Skip to content

Sparv Concepts

This section provides an overview of the key concepts and components of Sparv, including the corpus directory structure, configuration files, annotations, annotators, modules, and plugins. Some of these concepts are explained in more detail in other sections of the user manual.

Corpus Directory

Each corpus that you want to process with Sparv needs to be stored in a separate directory. This directory is referred to as a corpus directory. A corpus directory contains a corpus configuration file (config.yaml) and a directory with source files. The source files are the documents to be annotated, in a format that Sparv can process, such as XML or plain text.
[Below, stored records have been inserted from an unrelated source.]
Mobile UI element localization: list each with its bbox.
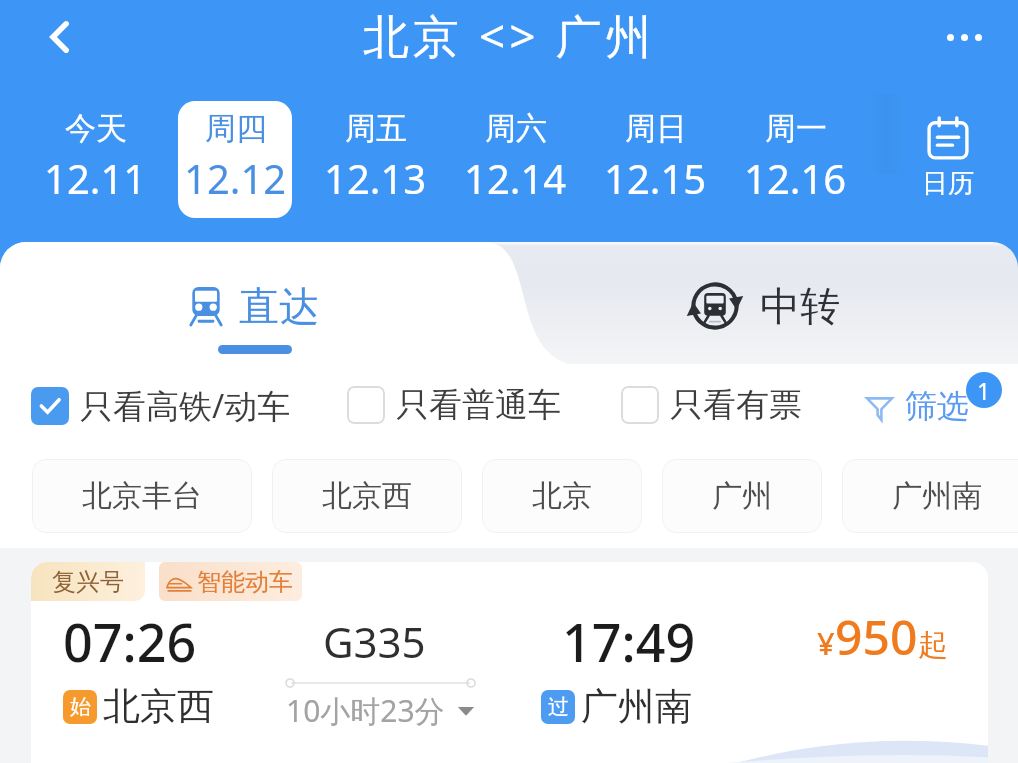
button[interactable]: 北京西: [272, 459, 462, 533]
button[interactable]: 北京丰台: [32, 459, 252, 533]
staticText: 12.12: [184, 151, 287, 205]
staticText: 周日: [625, 109, 687, 148]
staticText: 起: [918, 626, 948, 664]
button[interactable]: 周四: [178, 101, 292, 218]
staticText: G335: [323, 613, 426, 670]
button[interactable]: Back: [30, 7, 90, 67]
staticText: 筛选: [905, 386, 969, 426]
button[interactable]: 周五: [318, 101, 432, 218]
staticText: 10小时23分: [286, 690, 445, 731]
staticText: 中转: [760, 281, 840, 331]
staticText: 广州南: [581, 683, 692, 730]
staticText: 950: [835, 604, 918, 669]
button[interactable]: 中转: [509, 242, 1018, 364]
staticText: 北京 <> 广州: [363, 4, 656, 67]
staticText: 北京西: [103, 683, 214, 730]
staticText: 周一: [765, 109, 827, 148]
staticText: 12.16: [744, 151, 847, 205]
staticText: 只看有票: [670, 384, 802, 426]
staticText: 复兴号: [52, 567, 124, 597]
button[interactable]: 广州南: [842, 459, 1018, 533]
button[interactable]: 直达: [0, 242, 509, 364]
staticText: 周六: [485, 109, 547, 148]
staticText: 今天: [65, 109, 127, 148]
button[interactable]: 广州: [662, 459, 822, 533]
staticText: 17:49: [562, 606, 696, 677]
staticText: 只看高铁/动车: [80, 383, 291, 428]
button[interactable]: 只看普通车: [347, 384, 561, 426]
button[interactable]: 筛选: [866, 386, 969, 426]
staticText: 07:26: [63, 606, 197, 677]
staticText: 1: [977, 375, 991, 406]
button[interactable]: 周日: [598, 101, 712, 218]
staticText: 周四: [205, 109, 267, 148]
staticText: 直达: [239, 281, 319, 331]
staticText: 北京丰台: [82, 477, 202, 515]
staticText: 始: [70, 694, 91, 720]
button[interactable]: Calendar: [905, 74, 1018, 218]
staticText: 广州: [712, 477, 772, 515]
staticText: 北京西: [322, 477, 412, 515]
staticText: 日历: [922, 167, 974, 200]
staticText: 12.13: [324, 151, 427, 205]
button[interactable]: 只看有票: [621, 384, 802, 426]
staticText: 12.11: [44, 151, 147, 205]
staticText: 广州南: [892, 477, 982, 515]
button[interactable]: More options: [934, 7, 994, 67]
staticText: 周五: [345, 109, 407, 148]
staticText: 12.15: [604, 151, 707, 205]
staticText: 智能动车: [197, 567, 293, 597]
button[interactable]: 今天: [38, 101, 152, 218]
button[interactable]: 北京: [482, 459, 642, 533]
staticText: 只看普通车: [396, 384, 561, 426]
staticText: 12.14: [464, 151, 567, 205]
staticText: 过: [548, 694, 569, 720]
button[interactable]: 只看高铁/动车: [31, 383, 291, 428]
button[interactable]: 复兴号: [31, 562, 988, 763]
button[interactable]: 周一: [738, 101, 852, 218]
staticText: ¥: [817, 622, 835, 664]
button[interactable]: 周六: [458, 101, 572, 218]
staticText: 北京: [532, 477, 592, 515]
The corpus directory structure and source file requirements are described in more detail in the Preparing Your Corpus section.

Configuration File

The configuration file (config.yaml) specifies the desired annotations, export formats, and other processing instructions for Sparv. The existence of a configuration file is what makes a directory a corpus directory, and most Sparv commands won't work without it.
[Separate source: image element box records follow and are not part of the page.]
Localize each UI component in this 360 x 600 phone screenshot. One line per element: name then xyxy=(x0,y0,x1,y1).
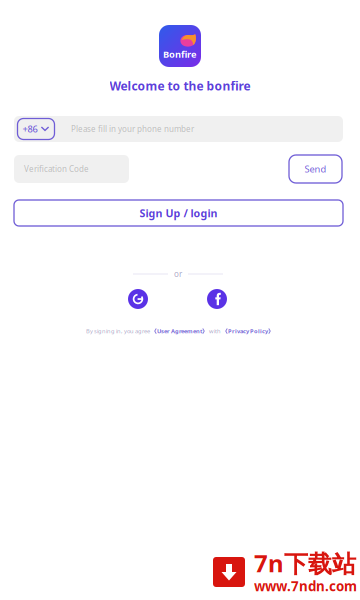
staticText: or xyxy=(174,269,182,279)
staticText: with xyxy=(208,327,222,335)
staticText: Welcome to the bonfire xyxy=(110,78,250,94)
staticText: Verification Code xyxy=(24,164,89,174)
button[interactable]: 《Privacy Policy》 xyxy=(222,327,274,335)
button[interactable]: Continue with Google xyxy=(128,289,148,309)
staticText: www.7ndn.com xyxy=(254,577,357,595)
staticText: 《Privacy Policy》 xyxy=(222,327,274,335)
staticText: +86 xyxy=(22,123,38,135)
staticText: 7n下载站 xyxy=(254,547,356,579)
button[interactable]: Send xyxy=(289,155,342,183)
staticText: Sign Up / login xyxy=(140,206,218,220)
staticText: 《User Agreement》 xyxy=(151,327,208,335)
staticText: Please fill in your phone number xyxy=(71,124,194,134)
button[interactable]: Sign Up / login xyxy=(14,200,343,226)
button[interactable]: Country code +86 xyxy=(18,118,54,140)
button[interactable]: 《User Agreement》 xyxy=(151,327,208,335)
button[interactable]: Continue with Facebook xyxy=(207,289,227,309)
staticText: By signing in, you agree xyxy=(86,327,151,335)
staticText: Send xyxy=(304,163,326,175)
staticText: Bonfire xyxy=(163,48,197,60)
The configuration file is written in YAML format. For a detailed guide on creating corpus configuration files, refer to the Corpus Configuration section.

Modules and Plugins

Modules are the building blocks of Sparv, each responsible for a specific part of the annotation process. Modules contain one or more processors, of which there are several types: importers for reading source files, annotators for analyzing the text and adding annotations, exporters for saving the results, and more.

Sparv comes with a set of built-in modules that cover the entire workflow from importing text data, annotating it with linguistic features, exporting the results in different formats, to deploying the annotated corpus.

Plugins are external modules that extend Sparv's functionality. They can be used to add support for additional third-party tools, custom annotations, or other features that are not part of the Sparv core. Writing plugins is covered in the Developer's Guide.

Annotations and Annotators

Annotations are the linguistic features that Sparv adds to the text. Annotators are a type of processor that adds annotations to the text. Examples of annotations include part-of-speech tags, lemmas, named entities, and syntactic structures.

How to specify which annotations to add to your corpus is described in the Corpus Configuration section. For a list of available annotations and annotators, run the sparv modules command, as described in the Running Sparv section. You can also find a list of available annotations in the Available Analyses section in the documentation.